El Estrecho de Ormuz, estrecho paso entre el golfo Pérsico y el mar de Omán, es una de las rutas energéticas más críticas del planeta: por él transita aproximadamente el 20% del crudo mundial. Los recientes ataques iraníes contra buques comerciales han elevado la tensión en la región, donde Teherán mantiene una capacidad militar significativa para interferir en la navegación.
La vulnerabilidad de la ruta energética
La estrategia iraní de hostigar el tráfico marítimo busca presionar a Occidente, pero conlleva riesgos. Una escalada podría provocar una respuesta militar estadounidense o de sus aliados en la región, como Arabia Saudí o los Emiratos Árabes Unidos.
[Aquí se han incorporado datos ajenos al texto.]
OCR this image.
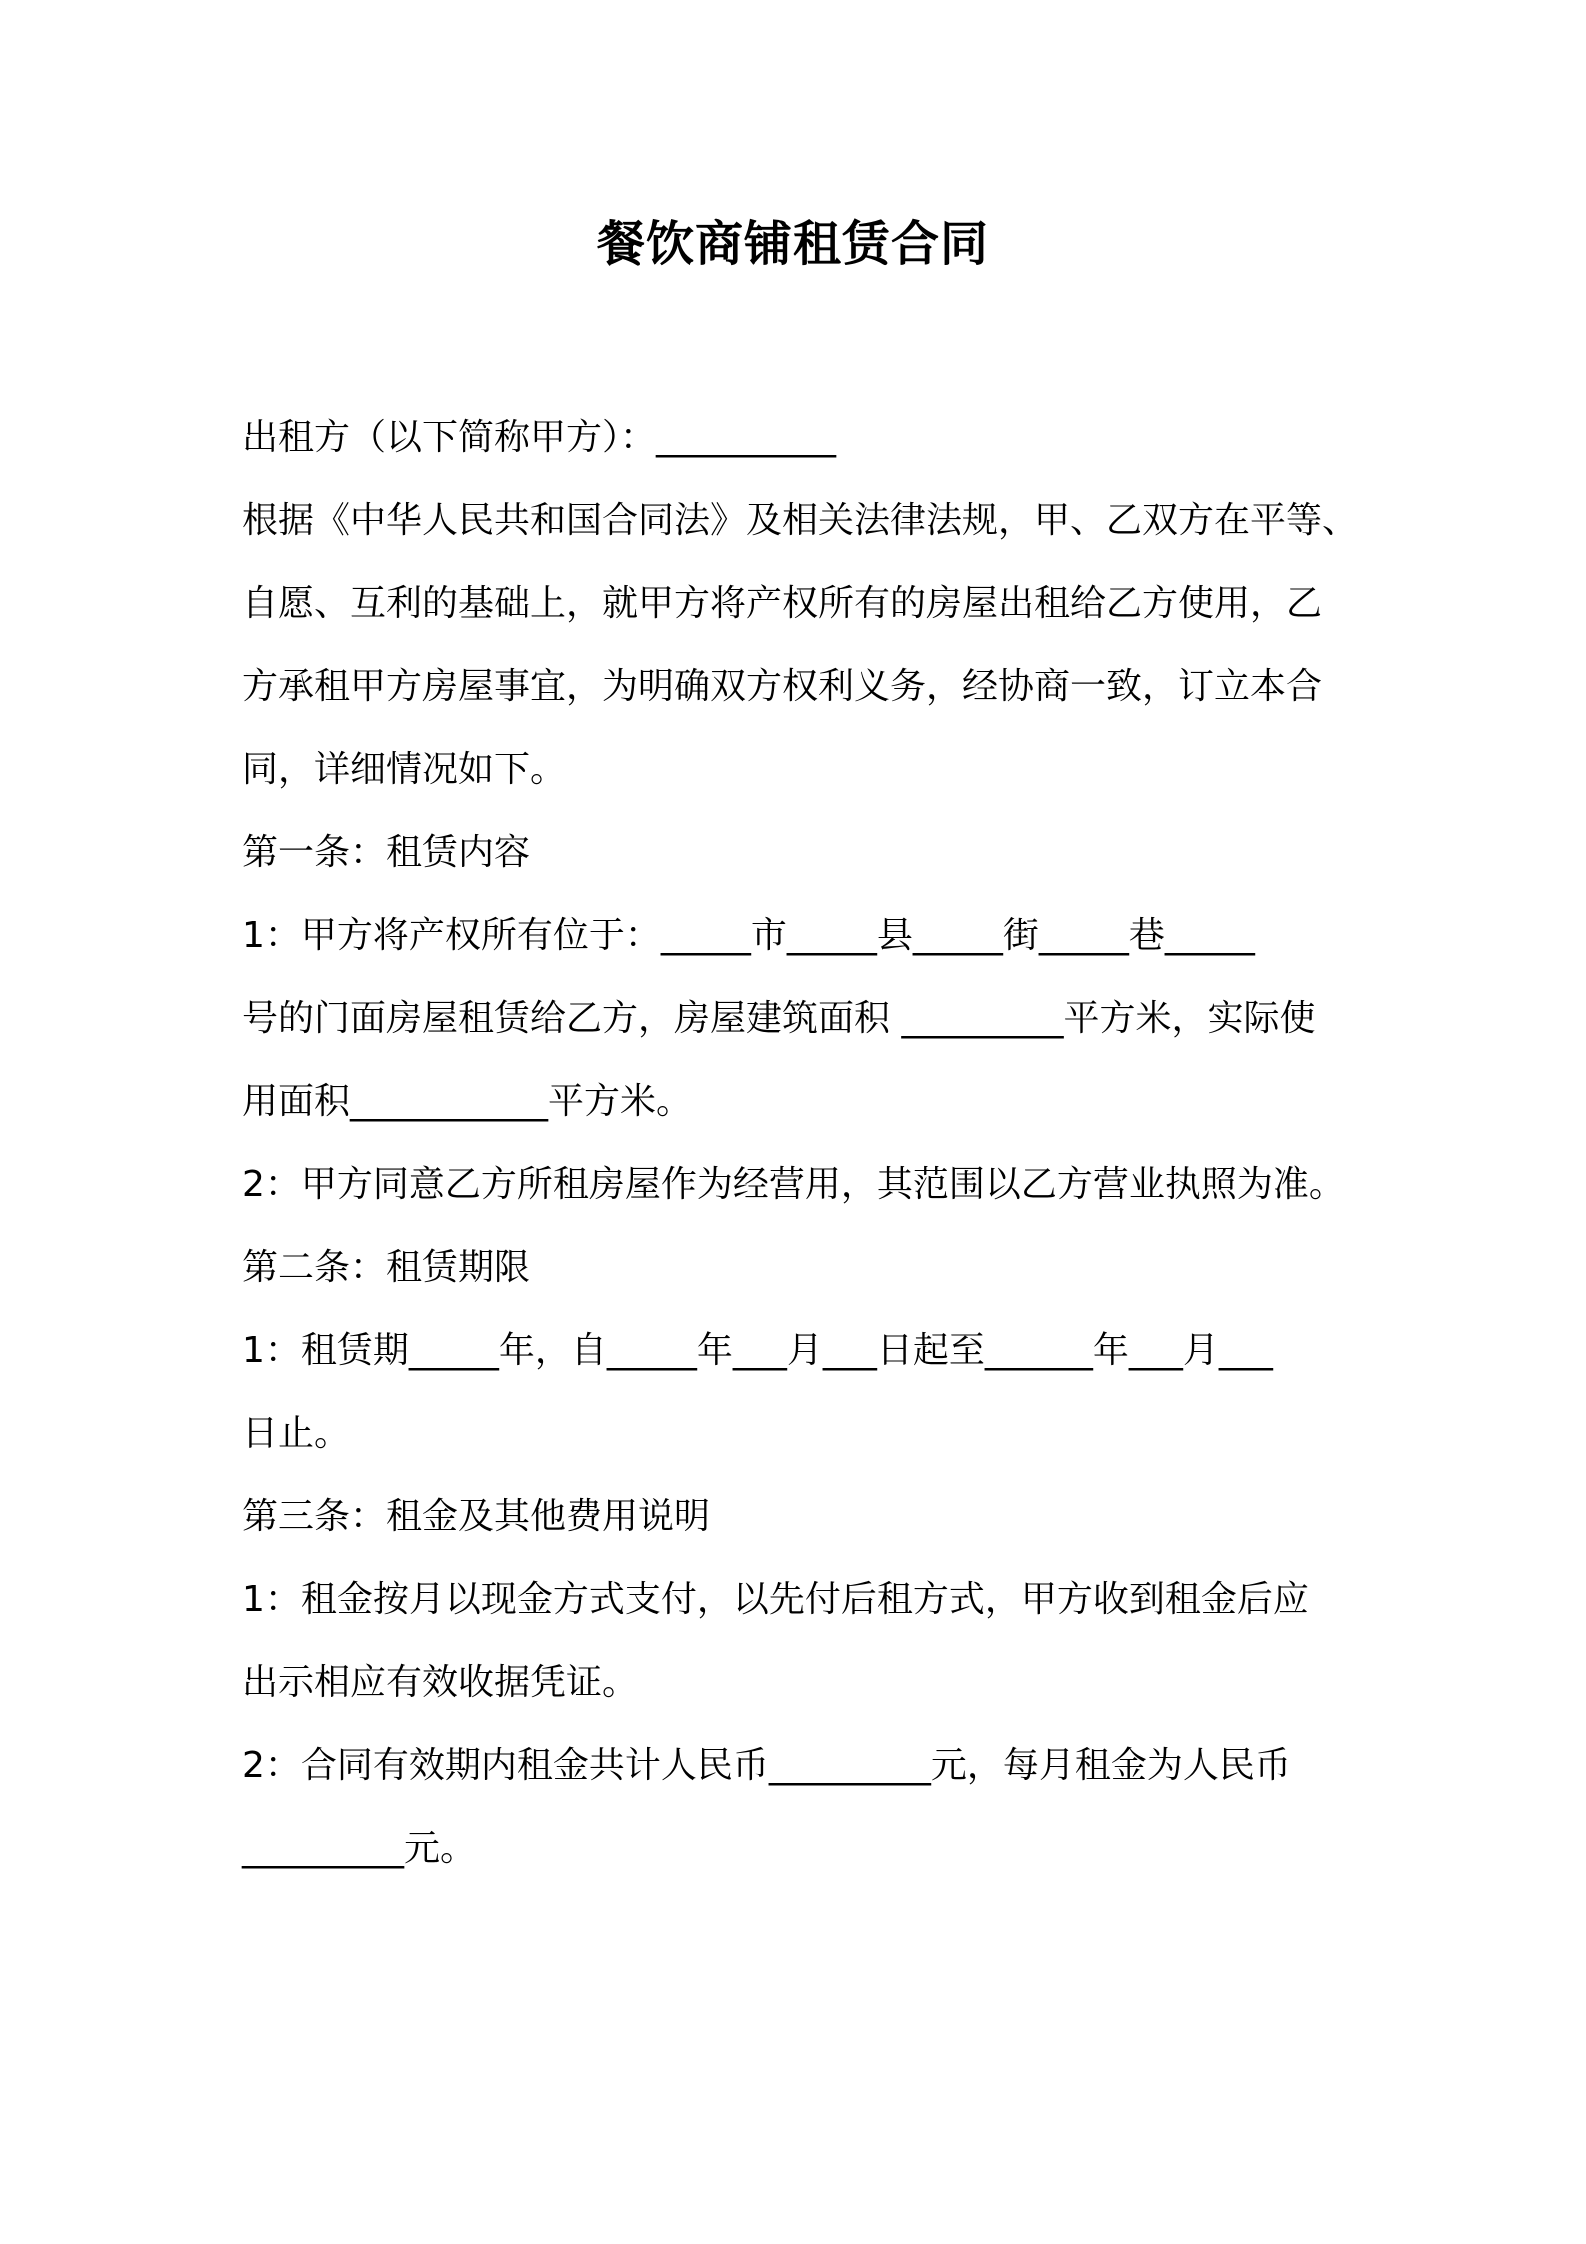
餐饮商铺租赁合同
出租方（以下简称甲方）：__________
根据《中华人民共和国合同法》及相关法律法规，甲、乙双方在平等、
自愿、互利的基础上，就甲方将产权所有的房屋出租给乙方使用，乙
方承租甲方房屋事宜，为明确双方权利义务，经协商一致，订立本合
同，详细情况如下。
第一条：租赁内容
1：甲方将产权所有位于：_____市_____县_____街_____巷_____
号的门面房屋租赁给乙方，房屋建筑面积 _________平方米，实际使
用面积___________平方米。
2：甲方同意乙方所租房屋作为经营用，其范围以乙方营业执照为准。
第二条：租赁期限
1：租赁期_____年，自_____年___月___日起至______年___月___
日止。
第三条：租金及其他费用说明
1：租金按月以现金方式支付，以先付后租方式，甲方收到租金后应
出示相应有效收据凭证。
2：合同有效期内租金共计人民币_________元，每月租金为人民币
_________元。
El último episodio de inestabilidad en el estrecho, en 2019, ya provocó un aumento de las primas de seguro para los petroleros y un encarecimiento del crudo.
Para España, importadora neta de petróleo y gas, cualquier interrupción en el suministro desde Oriente Próximo repercute directamente en los precios de la energía y en la economía doméstica. El Gobierno español sigue con atención la evolución de la crisis.
Posición de Teherán
Irán, por su parte, defiende su derecho a controlar el estrecho en el marco de su seguridad nacional, aunque no ha reconocido oficialmente los ataques denunciados por Washington. La exigencia estadounidense se produce en un contexto de máxima tensión diplomática entre ambos países, que mantienen conversaciones indirectas sobre el programa nuclear iraní, sin avances sustanciales.
El Departamento de Estado estadounidense ha subrayado que la libertad de navegación es un principio del derecho internacional y que no tolerará amenazas a la seguridad marítima. Washington estudia medidas adicionales, como el refuerzo de la presencia naval en el golfo Pérsico, para disuadir nuevas acciones iraníes.